Received: December 3, 2019       Accepted: November 10, 2020       Published: December 9, 2020
How to Cite

Copyright: © 2021 Tian et al. This is an open access article distributed under the terms of the Creative Commons Attribution License (CC BY 3.0), which permits unrestricted use, distribution, and reproduction in any medium, provided the original author and source are credited.


Purpose: Gastric cancer (GC) is one of the most common and fatal malignancies globally. While microsatellite instability (MSI) index has earlier been correlated with survival outcome in gastric cancer patients, the present study aims to construct a risk-stratification model based on immune-related genes in GC patients with varying MSI status.

Results: The univariate and multivariate Cox regression analyses identified SEMA7A, NUDT6, SCGB3A1, NPR3, PTH1R, and SHC4 as signature genes, which were used to build the prognostic model for GC patients with microsatellite instability-low (MSI-L) and microsatellite stable (MSS). Whereas, for GC patients with microsatellite instability-high (MSI-H), prognostic model was established with three genes (SEMA6A, LTBP1, and BACH2), based on the univariate and multivariate Cox regression, and Kaplan-Meier survival analyses.

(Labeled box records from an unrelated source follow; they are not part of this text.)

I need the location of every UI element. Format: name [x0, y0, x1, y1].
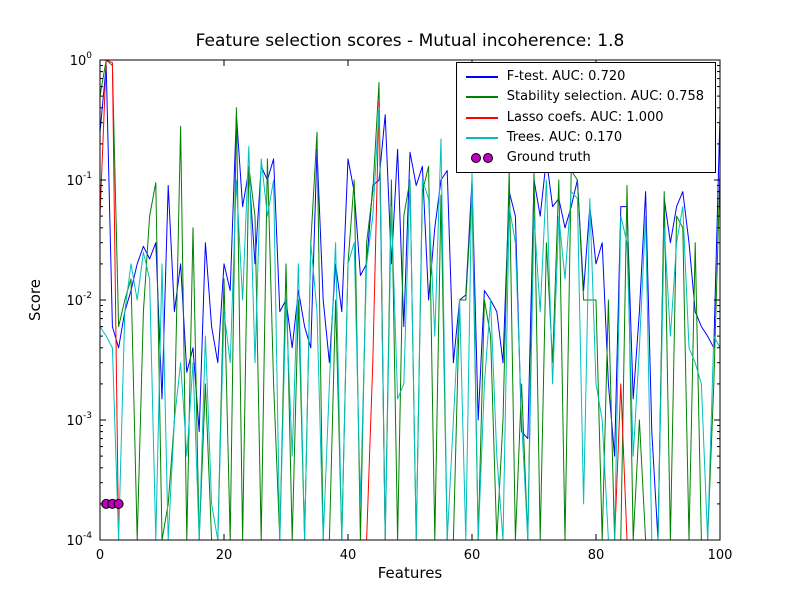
- x-tick-label: 100: [708, 548, 733, 563]
- y-tick-label: 10-3: [66, 411, 92, 429]
- legend-label: Ground truth: [506, 150, 591, 166]
- legend-label: F-test. AUC: 0.720: [506, 69, 626, 84]
- x-tick-label: 20: [216, 548, 233, 563]
- legend-line-sample: [465, 116, 498, 119]
- y-tick-label: 10-2: [66, 291, 92, 309]
- legend-sample: [465, 96, 498, 99]
- legend-line-sample: [465, 137, 498, 140]
- series-line-2: [100, 60, 720, 540]
- ground-truth-marker-icon: [470, 153, 481, 164]
- legend-entry-0: F-test. AUC: 0.720: [465, 69, 704, 84]
- y-tick-label: 100: [70, 51, 93, 69]
- legend-sample: [465, 116, 498, 119]
- x-tick-label: 80: [588, 548, 605, 563]
- y-tick-label: 10-1: [66, 171, 92, 189]
- legend-entry-4: Ground truth: [466, 150, 704, 166]
- legend-entry-3: Trees. AUC: 0.170: [465, 129, 704, 145]
- legend-label: Trees. AUC: 0.170: [506, 129, 623, 145]
- legend-sample: [465, 76, 498, 79]
- x-tick-label: 40: [340, 548, 357, 563]
- x-axis-label: Features: [378, 564, 443, 582]
- chart-title: Feature selection scores - Mutual incohe…: [196, 31, 625, 51]
- legend-sample: [465, 137, 498, 140]
- x-tick-label: 60: [464, 548, 481, 563]
- ticks-group: [99, 59, 721, 541]
- series-line-0: [100, 65, 720, 540]
- ground-truth-point: [113, 498, 124, 509]
- ground-truth-marker-icon: [482, 153, 493, 164]
- series-group: [100, 60, 720, 540]
- legend-line-sample: [465, 76, 498, 79]
- series-line-3: [100, 107, 720, 540]
- y-axis-label: Score: [26, 279, 44, 321]
- legend: F-test. AUC: 0.720 Stability selection. A…: [455, 62, 716, 174]
- legend-line-sample: [465, 96, 498, 99]
- legend-label: Stability selection. AUC: 0.758: [506, 89, 704, 105]
- legend-entry-1: Stability selection. AUC: 0.758: [465, 89, 704, 105]
- legend-entry-2: Lasso coefs. AUC: 1.000: [465, 109, 704, 125]
- legend-label: Lasso coefs. AUC: 1.000: [506, 109, 664, 125]
- y-tick-label: 10-4: [66, 531, 92, 549]
- legend-sample: [466, 153, 498, 164]
- x-tick-label: 0: [96, 548, 104, 563]
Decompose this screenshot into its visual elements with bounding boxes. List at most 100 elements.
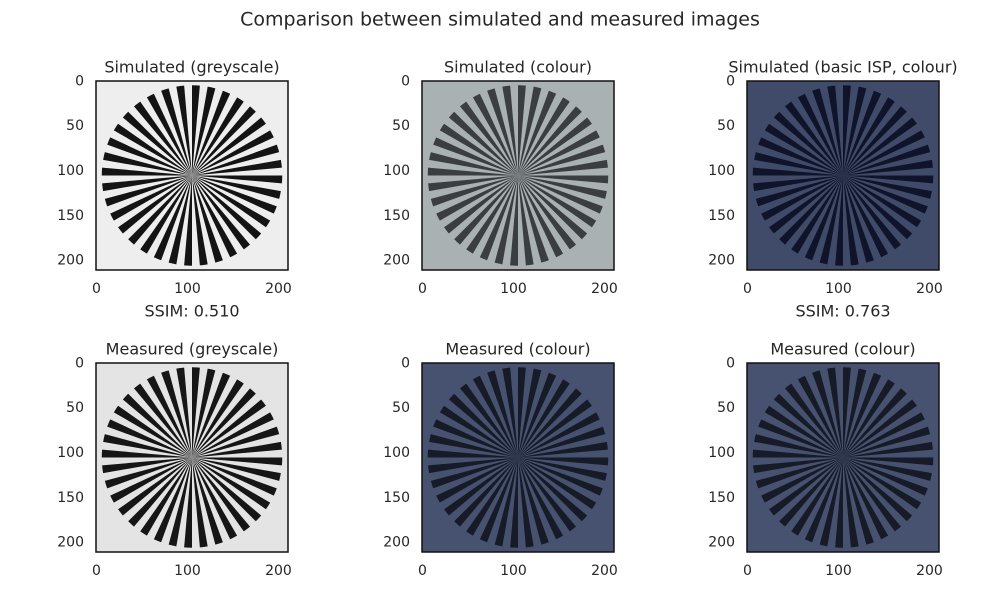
spoke — [843, 175, 859, 266]
x-tick-label: 100 — [825, 563, 852, 579]
spoke — [192, 372, 231, 458]
spoke — [502, 85, 518, 176]
spoke — [510, 457, 518, 548]
spoke — [518, 144, 606, 176]
spoke — [122, 111, 192, 176]
spoke — [479, 457, 518, 543]
spoke — [444, 457, 518, 516]
spoke — [192, 144, 280, 176]
spoke — [784, 101, 843, 176]
spoke — [168, 175, 192, 265]
spoke — [752, 167, 843, 176]
spoke — [518, 367, 526, 458]
y-tick-label: 50 — [66, 118, 84, 134]
spoke — [518, 175, 564, 258]
y-tick-label: 200 — [708, 253, 735, 269]
spoke — [843, 372, 882, 458]
spoke — [146, 93, 192, 176]
spoke — [518, 372, 557, 458]
spoke — [518, 412, 600, 458]
spoke — [107, 137, 192, 176]
spoke — [804, 175, 843, 261]
spoke — [192, 457, 238, 540]
y-tick-label: 150 — [708, 490, 735, 506]
spoke — [510, 175, 518, 266]
spoke — [518, 457, 564, 540]
y-tick-label: 50 — [66, 400, 84, 416]
y-tick-label: 150 — [383, 490, 410, 506]
spoke — [102, 175, 192, 192]
spoke — [128, 175, 192, 245]
spoke — [192, 457, 223, 545]
spoke — [843, 457, 928, 496]
spoke — [103, 434, 192, 458]
spoke — [843, 85, 851, 176]
spoke — [769, 457, 843, 516]
spoke — [773, 111, 843, 176]
spoke — [843, 457, 874, 545]
spoke — [518, 175, 577, 250]
x-axis-label: SSIM: 0.763 — [795, 302, 890, 321]
spoke — [192, 399, 266, 458]
spoke — [518, 399, 592, 458]
spoke — [779, 175, 843, 245]
spoke — [448, 393, 518, 458]
spoke — [761, 175, 843, 221]
spoke — [827, 367, 843, 458]
spoke — [518, 175, 603, 214]
spoke — [797, 375, 843, 458]
spoke — [448, 111, 518, 176]
spoke — [192, 457, 208, 548]
y-tick-label: 100 — [57, 445, 84, 461]
spoke — [843, 175, 913, 240]
spoke — [192, 175, 238, 258]
y-tick-label: 150 — [57, 208, 84, 224]
spoke — [101, 167, 192, 176]
spoke — [113, 405, 192, 458]
spoke — [433, 137, 518, 176]
x-tick-label: 200 — [265, 281, 292, 297]
spoke — [113, 123, 192, 176]
spoke — [518, 97, 570, 176]
spoke — [459, 101, 518, 176]
y-tick-label: 100 — [383, 445, 410, 461]
spoke — [479, 175, 518, 261]
x-tick-label: 100 — [500, 281, 527, 297]
spoke — [843, 457, 889, 540]
spoke — [429, 152, 518, 176]
spoke — [192, 175, 271, 228]
y-tick-label: 150 — [57, 490, 84, 506]
spoke — [428, 457, 518, 474]
spoke — [755, 457, 843, 489]
spoke — [133, 101, 192, 176]
spoke — [843, 457, 913, 522]
x-tick-label: 100 — [825, 281, 852, 297]
spoke — [192, 426, 280, 458]
spoke — [518, 159, 608, 176]
spoke — [843, 130, 925, 176]
y-tick-label: 200 — [57, 253, 84, 269]
spoke — [192, 175, 281, 199]
y-tick-label: 50 — [392, 118, 410, 134]
spoke — [758, 419, 843, 458]
x-tick-label: 0 — [418, 563, 427, 579]
spoke — [104, 457, 192, 489]
x-tick-label: 200 — [916, 563, 943, 579]
spoke — [192, 175, 223, 263]
spoke — [804, 457, 843, 543]
spoke — [192, 457, 277, 496]
spoke — [472, 375, 518, 458]
spoke — [518, 175, 607, 199]
spoke — [122, 393, 192, 458]
spoke — [843, 106, 907, 176]
spoke — [168, 457, 192, 547]
spoke — [843, 117, 917, 176]
spoke — [843, 175, 889, 258]
spoke — [466, 175, 518, 254]
spoke — [133, 383, 192, 458]
spoke — [843, 86, 867, 176]
spoke — [758, 137, 843, 176]
spoke — [518, 368, 542, 458]
spoke — [812, 370, 843, 458]
spoke — [192, 130, 274, 176]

Conclusion: The prognostic immune-related gene signature identified in this study may offer new targets for personalized treatment and immunotherapy for GC patients with MSI-H or MSI-L/MSS status.

Methods: The Cancer Genome Atlas (TCGA) and ImmPort databases were used to extract expression data and to explore prognostic genes from the immune-related genes (IRGs), respectively. Univariate and multivariate Cox regression analysis were applied to identify IRGs correlated with patient prognosis. The regulatory network between prognostic IRGs and TFs were performed using R software.


GC: Gastric cancer; MSI: microsatellite instability; MSI-H: microsatellite instability-high; MSI-L: microsatellite instability-low; MSS: microsatellite stable; IRGs: immune-related genes; TF: transcription factors; DEG: differentially-expressed genes; TCGA: The Cancer Genome Atlas; OS: overall survival.